Think about how you'd detect the strings 'dot'
and 'dash'
within a string like 'dash dash dash dash dash dot dash dot dot dot dot dot '
. For such a simple problem, you could use a stupid brute-force algorithm, and it would be fine:
def find(haystack, needle, start):
for i in range(start, len(haystack)):
if haystack[i:i+len(needle)] == needle:
return i
return len(haystack)
def decode_morse(morse):
i = 0
while i < len(morse):
next_dot = find(morse, 'dot', i)
next_dash = find(morse, 'dash', i)
if next_dot < next_dash:
if next_dot < len(morse):
yield '.'
i = next_dot
else:
if next_dash < len(morse):
yield '-'
i = next_dash
Now, if you're searching a list of numbers instead of a string, how does this have to change? Barely at all; you can slice a list, compare two lists, etc. just like you can with strings.

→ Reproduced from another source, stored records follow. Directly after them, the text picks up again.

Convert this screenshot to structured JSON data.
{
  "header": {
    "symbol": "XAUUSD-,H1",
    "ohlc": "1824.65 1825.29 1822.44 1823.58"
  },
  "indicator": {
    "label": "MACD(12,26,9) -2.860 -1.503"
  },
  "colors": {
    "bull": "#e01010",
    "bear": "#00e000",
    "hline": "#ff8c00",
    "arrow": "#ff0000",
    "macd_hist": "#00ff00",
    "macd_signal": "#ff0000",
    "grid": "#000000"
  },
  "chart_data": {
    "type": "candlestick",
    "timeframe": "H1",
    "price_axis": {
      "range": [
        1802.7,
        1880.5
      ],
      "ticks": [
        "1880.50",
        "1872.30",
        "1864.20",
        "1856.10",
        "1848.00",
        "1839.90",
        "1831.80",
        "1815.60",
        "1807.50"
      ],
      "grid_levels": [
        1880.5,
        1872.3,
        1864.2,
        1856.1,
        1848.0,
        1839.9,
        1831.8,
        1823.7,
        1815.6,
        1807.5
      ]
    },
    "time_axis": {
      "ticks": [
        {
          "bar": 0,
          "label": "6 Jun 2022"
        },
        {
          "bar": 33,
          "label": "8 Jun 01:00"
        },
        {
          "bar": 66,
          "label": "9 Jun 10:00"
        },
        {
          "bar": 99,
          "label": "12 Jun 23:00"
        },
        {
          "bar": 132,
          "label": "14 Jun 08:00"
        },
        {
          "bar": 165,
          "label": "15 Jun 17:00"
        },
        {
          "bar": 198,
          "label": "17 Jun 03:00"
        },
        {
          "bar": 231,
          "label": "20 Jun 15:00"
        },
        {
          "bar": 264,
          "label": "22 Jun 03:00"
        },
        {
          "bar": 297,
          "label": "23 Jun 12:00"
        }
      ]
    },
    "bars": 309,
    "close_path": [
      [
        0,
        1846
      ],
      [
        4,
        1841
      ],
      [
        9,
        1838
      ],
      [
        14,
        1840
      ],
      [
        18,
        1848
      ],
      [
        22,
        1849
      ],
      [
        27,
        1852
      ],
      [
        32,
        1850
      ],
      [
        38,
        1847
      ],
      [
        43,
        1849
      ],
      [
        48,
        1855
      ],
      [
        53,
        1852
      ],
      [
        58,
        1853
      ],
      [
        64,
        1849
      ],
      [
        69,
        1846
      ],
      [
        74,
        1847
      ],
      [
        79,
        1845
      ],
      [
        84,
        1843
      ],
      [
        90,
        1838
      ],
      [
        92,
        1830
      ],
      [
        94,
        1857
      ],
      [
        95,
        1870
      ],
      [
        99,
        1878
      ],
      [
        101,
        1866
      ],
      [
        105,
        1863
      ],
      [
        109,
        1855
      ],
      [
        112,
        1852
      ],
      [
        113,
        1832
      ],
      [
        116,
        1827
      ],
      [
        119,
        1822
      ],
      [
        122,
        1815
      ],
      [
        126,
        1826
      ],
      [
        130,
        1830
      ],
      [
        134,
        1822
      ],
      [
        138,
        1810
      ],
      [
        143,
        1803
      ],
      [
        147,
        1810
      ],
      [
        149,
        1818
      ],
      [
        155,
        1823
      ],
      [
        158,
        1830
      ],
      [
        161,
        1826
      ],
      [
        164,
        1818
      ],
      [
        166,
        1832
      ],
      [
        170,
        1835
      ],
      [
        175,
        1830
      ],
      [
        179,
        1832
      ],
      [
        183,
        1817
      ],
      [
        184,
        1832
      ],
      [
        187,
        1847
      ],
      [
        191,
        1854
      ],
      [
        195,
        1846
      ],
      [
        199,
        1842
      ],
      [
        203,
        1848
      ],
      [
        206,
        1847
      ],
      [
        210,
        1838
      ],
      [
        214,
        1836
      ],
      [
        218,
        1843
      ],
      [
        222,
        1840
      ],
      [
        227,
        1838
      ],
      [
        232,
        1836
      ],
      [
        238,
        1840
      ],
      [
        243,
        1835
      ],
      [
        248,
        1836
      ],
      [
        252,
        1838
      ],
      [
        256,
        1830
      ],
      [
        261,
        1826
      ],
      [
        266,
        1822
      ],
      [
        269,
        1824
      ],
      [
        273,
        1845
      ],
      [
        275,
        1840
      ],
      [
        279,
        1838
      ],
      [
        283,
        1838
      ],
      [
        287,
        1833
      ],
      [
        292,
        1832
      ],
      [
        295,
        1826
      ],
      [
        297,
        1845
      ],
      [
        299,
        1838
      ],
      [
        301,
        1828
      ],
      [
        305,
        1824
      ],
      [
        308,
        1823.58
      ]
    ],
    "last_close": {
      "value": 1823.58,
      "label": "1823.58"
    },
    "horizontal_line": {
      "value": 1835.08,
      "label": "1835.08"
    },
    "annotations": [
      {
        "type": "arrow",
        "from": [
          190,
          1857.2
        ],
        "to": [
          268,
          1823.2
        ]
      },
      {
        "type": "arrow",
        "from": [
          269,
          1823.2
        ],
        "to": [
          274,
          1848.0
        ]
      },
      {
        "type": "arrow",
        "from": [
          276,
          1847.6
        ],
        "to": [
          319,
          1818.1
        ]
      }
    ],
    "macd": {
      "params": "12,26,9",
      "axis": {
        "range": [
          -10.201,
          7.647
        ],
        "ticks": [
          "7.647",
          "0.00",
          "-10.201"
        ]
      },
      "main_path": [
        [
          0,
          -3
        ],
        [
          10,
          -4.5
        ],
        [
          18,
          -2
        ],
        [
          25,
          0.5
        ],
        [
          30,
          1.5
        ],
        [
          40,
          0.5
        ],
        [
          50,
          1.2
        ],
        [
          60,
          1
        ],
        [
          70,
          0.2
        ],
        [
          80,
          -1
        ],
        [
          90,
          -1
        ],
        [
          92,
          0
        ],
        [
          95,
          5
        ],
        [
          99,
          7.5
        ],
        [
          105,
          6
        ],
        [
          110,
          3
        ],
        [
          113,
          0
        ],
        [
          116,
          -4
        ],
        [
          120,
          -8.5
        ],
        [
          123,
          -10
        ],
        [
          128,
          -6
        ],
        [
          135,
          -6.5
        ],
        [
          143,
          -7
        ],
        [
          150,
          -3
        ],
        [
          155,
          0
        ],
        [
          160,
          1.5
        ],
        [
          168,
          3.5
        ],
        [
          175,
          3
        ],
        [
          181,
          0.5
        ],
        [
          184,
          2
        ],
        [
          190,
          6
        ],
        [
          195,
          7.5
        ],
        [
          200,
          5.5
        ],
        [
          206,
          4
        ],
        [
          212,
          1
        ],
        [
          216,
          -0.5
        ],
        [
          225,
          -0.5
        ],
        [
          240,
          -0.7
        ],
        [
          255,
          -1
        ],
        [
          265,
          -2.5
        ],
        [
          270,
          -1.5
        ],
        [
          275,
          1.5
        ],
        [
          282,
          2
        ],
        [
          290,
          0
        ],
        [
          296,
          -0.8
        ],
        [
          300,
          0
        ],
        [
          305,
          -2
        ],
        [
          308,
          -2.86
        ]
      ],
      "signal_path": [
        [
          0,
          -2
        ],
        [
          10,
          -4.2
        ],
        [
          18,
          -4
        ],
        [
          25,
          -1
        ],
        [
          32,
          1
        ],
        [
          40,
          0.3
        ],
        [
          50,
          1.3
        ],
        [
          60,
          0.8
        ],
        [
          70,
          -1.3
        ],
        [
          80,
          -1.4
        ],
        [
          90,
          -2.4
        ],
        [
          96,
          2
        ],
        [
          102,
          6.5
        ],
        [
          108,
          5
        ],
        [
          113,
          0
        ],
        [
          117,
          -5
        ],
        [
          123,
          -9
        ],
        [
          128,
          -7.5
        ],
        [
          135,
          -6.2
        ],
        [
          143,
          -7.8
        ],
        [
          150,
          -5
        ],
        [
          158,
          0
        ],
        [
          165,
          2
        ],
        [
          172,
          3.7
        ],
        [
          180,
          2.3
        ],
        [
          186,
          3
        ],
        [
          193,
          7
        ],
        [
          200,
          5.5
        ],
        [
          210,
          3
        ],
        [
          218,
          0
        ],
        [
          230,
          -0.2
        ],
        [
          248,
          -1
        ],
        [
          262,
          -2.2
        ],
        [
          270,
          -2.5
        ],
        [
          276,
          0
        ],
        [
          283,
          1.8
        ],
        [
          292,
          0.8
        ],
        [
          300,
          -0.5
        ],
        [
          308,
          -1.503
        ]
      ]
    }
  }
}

The only real problem you'll run into is that you don't have the whole list in memory at once, just 20 frames at a time. What happens if a dot
starts in frame 19 and ends in frame 20? If your files aren't too big, this is easy to solve: just read all the frames into memory in one giant list, then search the whole thing. But otherwise, you have to do some buffering.
For example (ignoring error handling and dealing with the end of the file properly, and dealing only with dashes for simplicity—of course you have to do both of those properly in your real code):
buf = []
while True:
while len(buf) < 2*len(dash):
buf.extend(waveFile.readFrames(20))
next_dash = find(buf, dot)
if next_dash < len(buf):
yield '.'
buf = buf[next_dash:]
else:
buf = buf[-len(dash):]
We're making sure we always have at least two dash lengths in our buffer. And we always keep the leftover after the first dot or dash (if one was found) or a full dash length (if not) in the buffer, and add the next buffer to that. That's actually overkill; think it through and think through out exactly what you need to make sure we never miss a dash that falls between two buffers. But the point is, as long as you get that right, you can't miss any dots or dashes.